La Russie et les USA, membres du Conseil de sécurité de l’ONU, ont indiqué leur préférence pour une solution diplomatique.
En réaction, la jeunesse africaine, qui dans sa grande majorité soutient les militaires putschistes, opère une dichotomie entre les pays favorables à l’option militaire, en particulier le Sénégal et la Côte d’Ivoire (qui seraient inféodés à la France), les pays ayant décidé de rompre avec le néo colonialisme, dont le Niger, le Mali, le Burkina Faso (présentés comme porteurs d’espoirs d’une rupture avec le néo-colonialisme), et les autres pays opposés à l’intervention militaire.
Il est évident que l’analyse est un peu sommaire si l’on se reporte aux discours des nouveaux dirigeants nigériens sur les raisons d’ordre sécuritaire du coup d’Etat qui diffèrent de la rhétorique des dirigeants du Burkina et du Mali remettant nettement en question les rapports de type néo-colonial avec la France.
C’est dire qu’en dernière instance, c’est la jeunesse africaine qui imprime l’orientation souverainiste des régimes issus de coups de force, faute d’espérer des changements de la part de régimes civils s’éternisant anormalement au pouvoir grâce à des tripatouillages des textes fondamentaux savoureusement appelés « coups d’Etats constitutionnels ».
La France a raté le tournant du co-développement avec ses anciennes colonies !
La France politique ou « Françafrique » n’est plus en odeur de sainteté auprès de la jeunesse africaine. Pis, elle est de plus en plus décriée par les citoyens français eux-mêmes. Ce qui est appelé « sentiment anti-français » est impropre à caractériser le phénomène. Cette appellation serait davantage un raccourci utilisé pour éluder les vraies raisons d’une remise en question d’une relation vieille de plusieurs siècles, dont le moment du bilan d’étape est arrivé.
En réalité, la France a raté le tournant du co-développement avec ses anciennes colonies.
L’intégration dans une même zone monétaire ne s’est pas traduite par une délocalisation industrielle qu’elle a préféré effectuer dans les pays asiatiques considérés comme plus compétitifs particulièrement en termes de taux de change monétaires et de coûts salariaux entre autres.
Les dirigeants occidentaux s’en sont tenus aux théories du commerce international de Ricardo, Samuelson Hecksher et Ohlin prescrivant à nos pays une spécialisation économique sectorielle là où la dotation en facteurs de production était la plus favorable par rapport à la concurrence.
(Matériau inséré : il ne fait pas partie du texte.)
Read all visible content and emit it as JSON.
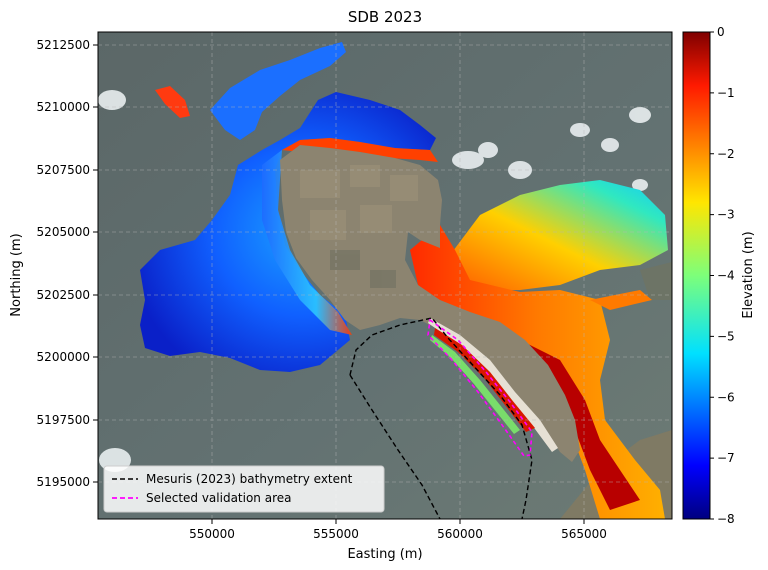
{
  "title": "SDB 2023",
  "xlabel": "Easting (m)",
  "ylabel": "Northing (m)",
  "colorbar": {
    "label": "Elevation (m)",
    "ticks": [
      "0",
      "−1",
      "−2",
      "−3",
      "−4",
      "−5",
      "−6",
      "−7",
      "−8"
    ],
    "range": [
      -8,
      0
    ],
    "colormap": "jet"
  },
  "x_ticks": [
    "550000",
    "555000",
    "560000",
    "565000"
  ],
  "y_ticks": [
    "5212500",
    "5210000",
    "5207500",
    "5205000",
    "5202500",
    "5200000",
    "5197500",
    "5195000"
  ],
  "axes_ranges": {
    "x": [
      545500,
      568800
    ],
    "y": [
      5193500,
      5213000
    ]
  },
  "grid": true,
  "legend": {
    "placement": "lower-left",
    "entries": [
      {
        "label": "Mesuris (2023) bathymetry extent",
        "color": "#000000",
        "style": "dashed"
      },
      {
        "label": "Selected validation area",
        "color": "#ff00ff",
        "style": "dashed"
      }
    ]
  },
  "colors": {
    "sea": "#5e6c6c",
    "land": "#8e8470",
    "deep": "#0d1fb8",
    "shallow": "#c81400"
  }
}
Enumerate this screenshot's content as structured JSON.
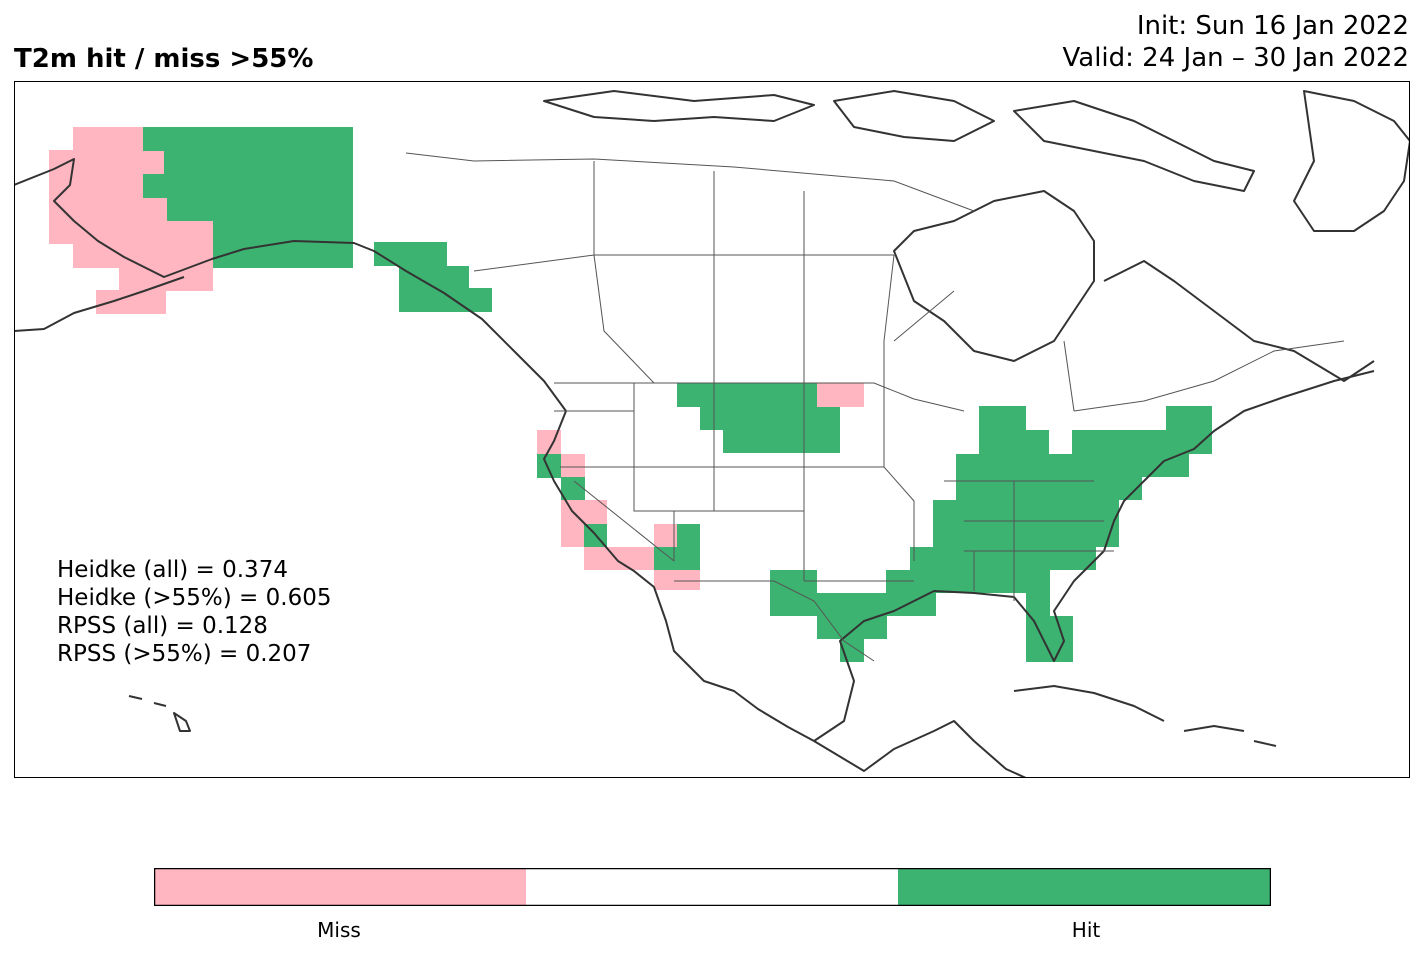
{
  "title": "T2m hit / miss  >55%",
  "init_line": "Init: Sun 16 Jan 2022",
  "valid_line": "Valid: 24 Jan – 30 Jan 2022",
  "stats": {
    "heidke_all": "Heidke (all) = 0.374",
    "heidke_55": "Heidke (>55%) = 0.605",
    "rpss_all": "RPSS (all) = 0.128",
    "rpss_55": "RPSS (>55%) = 0.207"
  },
  "colors": {
    "hit": "#3cb371",
    "miss": "#ffb6c1",
    "neutral": "#ffffff",
    "coast": "#333333",
    "border": "#555555"
  },
  "colorbar": {
    "miss_label": "Miss",
    "hit_label": "Hit"
  },
  "region": "North America"
}
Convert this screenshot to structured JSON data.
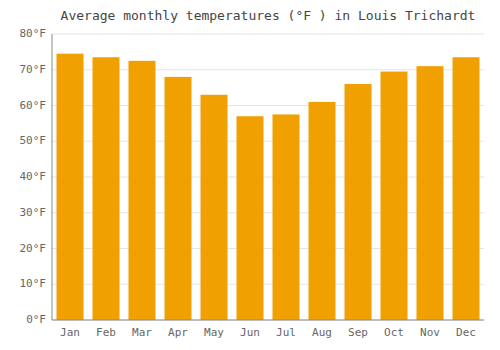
{
  "chart_data": {
    "type": "bar",
    "title": "Average monthly temperatures (°F ) in Louis Trichardt",
    "categories": [
      "Jan",
      "Feb",
      "Mar",
      "Apr",
      "May",
      "Jun",
      "Jul",
      "Aug",
      "Sep",
      "Oct",
      "Nov",
      "Dec"
    ],
    "values": [
      74.5,
      73.5,
      72.5,
      68,
      63,
      57,
      57.5,
      61,
      66,
      69.5,
      71,
      73.5
    ],
    "color": "#F0A000",
    "ylim": [
      0,
      80
    ],
    "yticks": [
      {
        "value": 0,
        "label": "0°F"
      },
      {
        "value": 10,
        "label": "10°F"
      },
      {
        "value": 20,
        "label": "20°F"
      },
      {
        "value": 30,
        "label": "30°F"
      },
      {
        "value": 40,
        "label": "40°F"
      },
      {
        "value": 50,
        "label": "50°F"
      },
      {
        "value": 60,
        "label": "60°F"
      },
      {
        "value": 70,
        "label": "70°F"
      },
      {
        "value": 80,
        "label": "80°F"
      }
    ],
    "grid": true
  }
}
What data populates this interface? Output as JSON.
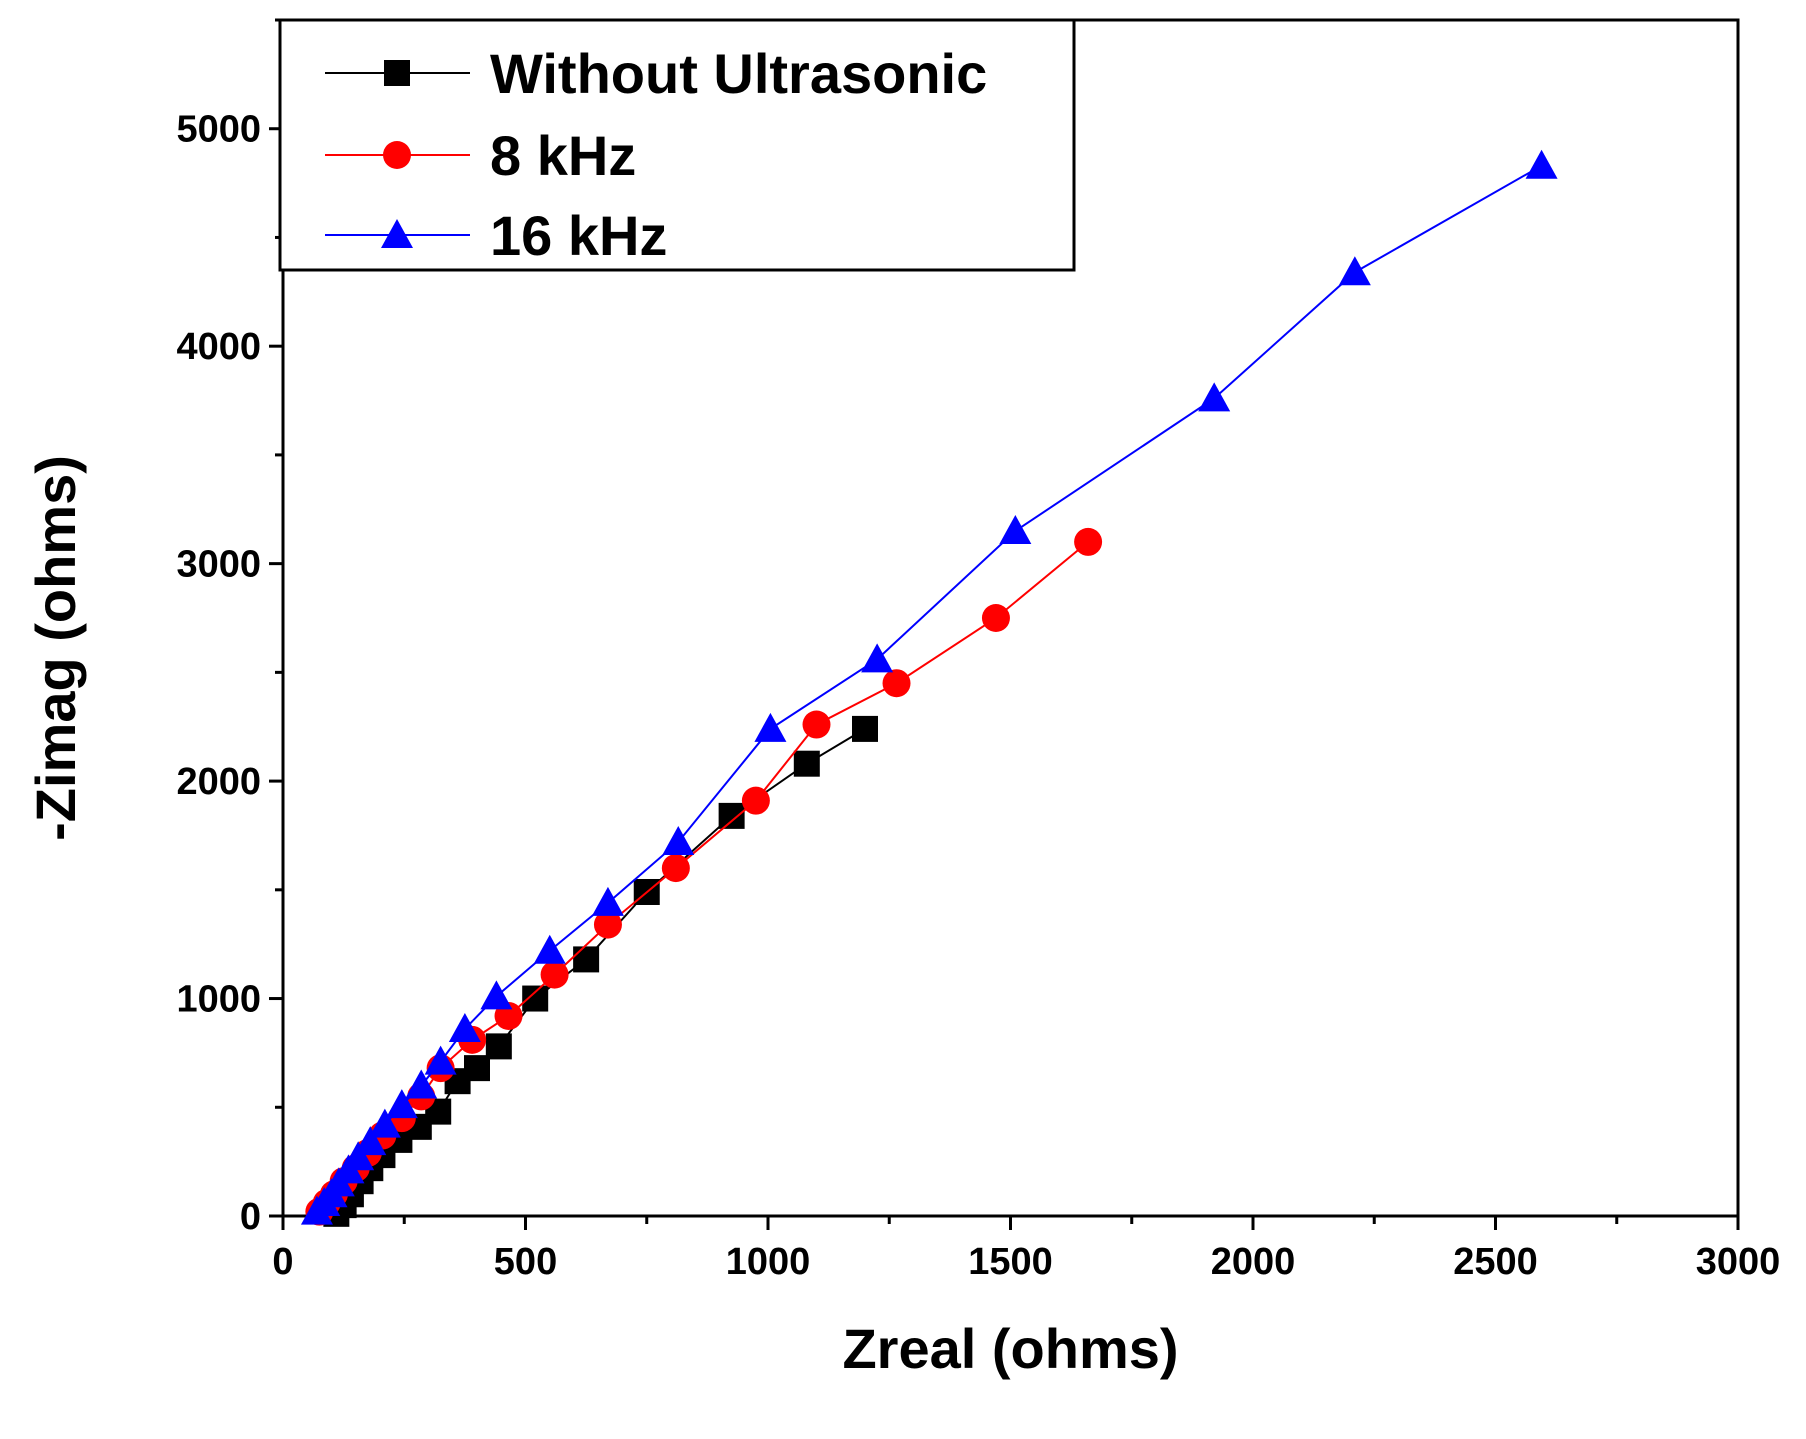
{
  "chart_data": {
    "type": "scatter",
    "title": "",
    "xlabel": "Zreal (ohms)",
    "ylabel": "-Zimag (ohms)",
    "xlim": [
      0,
      3000
    ],
    "ylim": [
      0,
      5500
    ],
    "xticks": [
      0,
      500,
      1000,
      1500,
      2000,
      2500,
      3000
    ],
    "yticks": [
      0,
      1000,
      2000,
      3000,
      4000,
      5000
    ],
    "xtick_labels": [
      "0",
      "500",
      "1000",
      "1500",
      "2000",
      "2500",
      "3000"
    ],
    "ytick_labels": [
      "0",
      "1000",
      "2000",
      "3000",
      "4000",
      "5000"
    ],
    "legend_position": "top-left",
    "series": [
      {
        "name": "Without Ultrasonic",
        "color": "#000000",
        "marker": "square",
        "x": [
          110,
          125,
          140,
          160,
          180,
          205,
          240,
          280,
          320,
          360,
          400,
          445,
          520,
          625,
          750,
          925,
          1080,
          1200
        ],
        "y": [
          10,
          50,
          100,
          160,
          220,
          280,
          350,
          410,
          480,
          620,
          680,
          780,
          1000,
          1180,
          1490,
          1840,
          2080,
          2240
        ]
      },
      {
        "name": "8 kHz",
        "color": "#ff0000",
        "marker": "circle",
        "x": [
          75,
          90,
          105,
          125,
          150,
          175,
          205,
          245,
          285,
          325,
          390,
          465,
          560,
          670,
          810,
          975,
          1100,
          1265,
          1470,
          1660
        ],
        "y": [
          20,
          60,
          100,
          160,
          220,
          290,
          370,
          450,
          550,
          680,
          810,
          920,
          1110,
          1340,
          1600,
          1910,
          2260,
          2450,
          2750,
          3100
        ]
      },
      {
        "name": "16 kHz",
        "color": "#0000ff",
        "marker": "triangle",
        "x": [
          70,
          85,
          100,
          115,
          135,
          155,
          180,
          210,
          245,
          285,
          325,
          375,
          440,
          550,
          670,
          815,
          1005,
          1225,
          1510,
          1920,
          2210,
          2595
        ],
        "y": [
          20,
          60,
          100,
          150,
          210,
          270,
          340,
          420,
          510,
          600,
          710,
          860,
          1010,
          1220,
          1440,
          1720,
          2240,
          2560,
          3150,
          3760,
          4340,
          4830
        ]
      }
    ]
  }
}
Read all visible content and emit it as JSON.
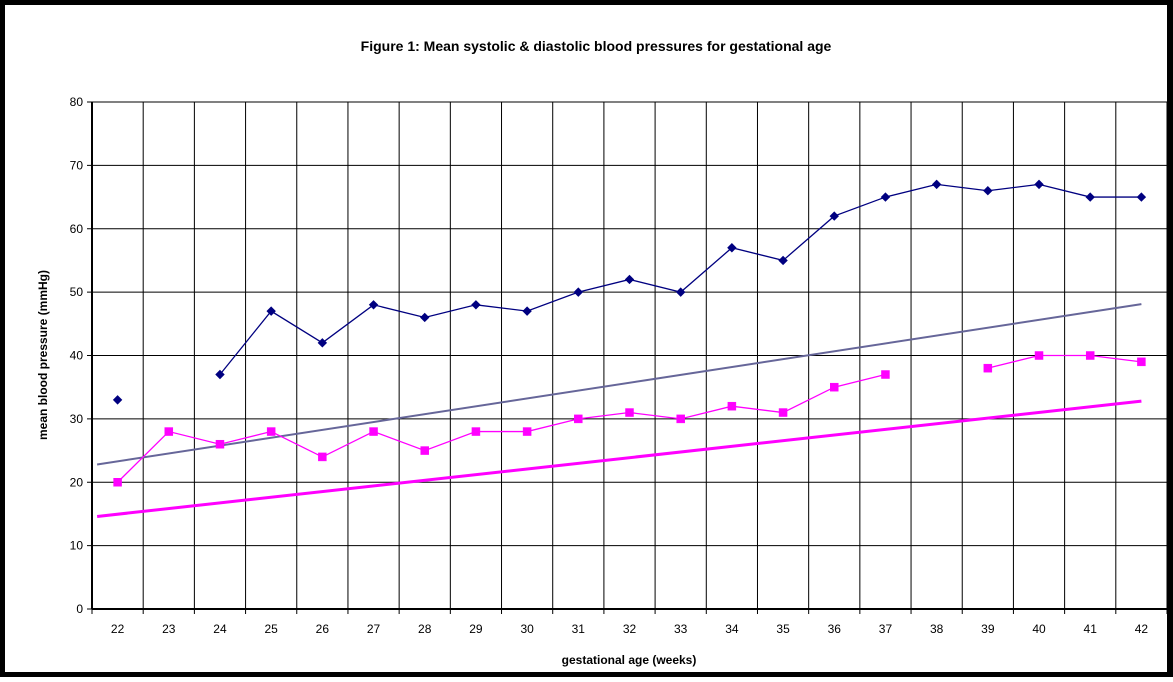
{
  "chart_data": {
    "type": "line",
    "title": "Figure 1:  Mean systolic & diastolic blood pressures for gestational age",
    "xlabel": "gestational age (weeks)",
    "ylabel": "mean blood pressure (mmHg)",
    "x": [
      22,
      23,
      24,
      25,
      26,
      27,
      28,
      29,
      30,
      31,
      32,
      33,
      34,
      35,
      36,
      37,
      38,
      39,
      40,
      41,
      42
    ],
    "xlim": [
      22,
      42
    ],
    "ylim": [
      0,
      80
    ],
    "yticks": [
      0,
      10,
      20,
      30,
      40,
      50,
      60,
      70,
      80
    ],
    "grid": true,
    "legend": "none",
    "series": [
      {
        "color": "#000080",
        "marker": "diamond",
        "values": [
          33,
          null,
          37,
          47,
          42,
          48,
          46,
          48,
          47,
          50,
          52,
          50,
          57,
          55,
          62,
          65,
          67,
          66,
          67,
          65,
          65
        ]
      },
      {
        "color": "#FF00FF",
        "marker": "square",
        "values": [
          20,
          28,
          26,
          28,
          24,
          28,
          25,
          28,
          28,
          30,
          31,
          30,
          32,
          31,
          35,
          37,
          null,
          38,
          40,
          40,
          39
        ]
      }
    ],
    "trend_lines": [
      {
        "color": "#666699",
        "from": [
          21.6,
          22.8
        ],
        "to": [
          42,
          48.1
        ]
      },
      {
        "color": "#FF00FF",
        "from": [
          21.6,
          14.6
        ],
        "to": [
          42,
          32.8
        ]
      }
    ]
  }
}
Dans les faits, cela a conduit vendre sans transformation industrielle les ressources naturelles brutes du continent et à laisser la valeur ajoutée se fabriquer ailleurs.
En soustrayant la politique de développement en vigueur jusqu’au milieu des années 80 du pilotage du ministère de la Coopération pour en déléguer la responsabilité aux multinationales et aux institutions financières internationales, l’Etat français a cessé de s’intéresser au développement économique de l’Afrique francophone.
L’intégration économique de la France à l’Europe a accentué la rupture d’avec des pays africains en proie à des déficits budgétaires chroniques, orientés vers la Banque Mondiale et le FMI pour équilibrer les trésoreries quitte à sacrifier des secteurs jugés improductifs comme l’éducation et la santé.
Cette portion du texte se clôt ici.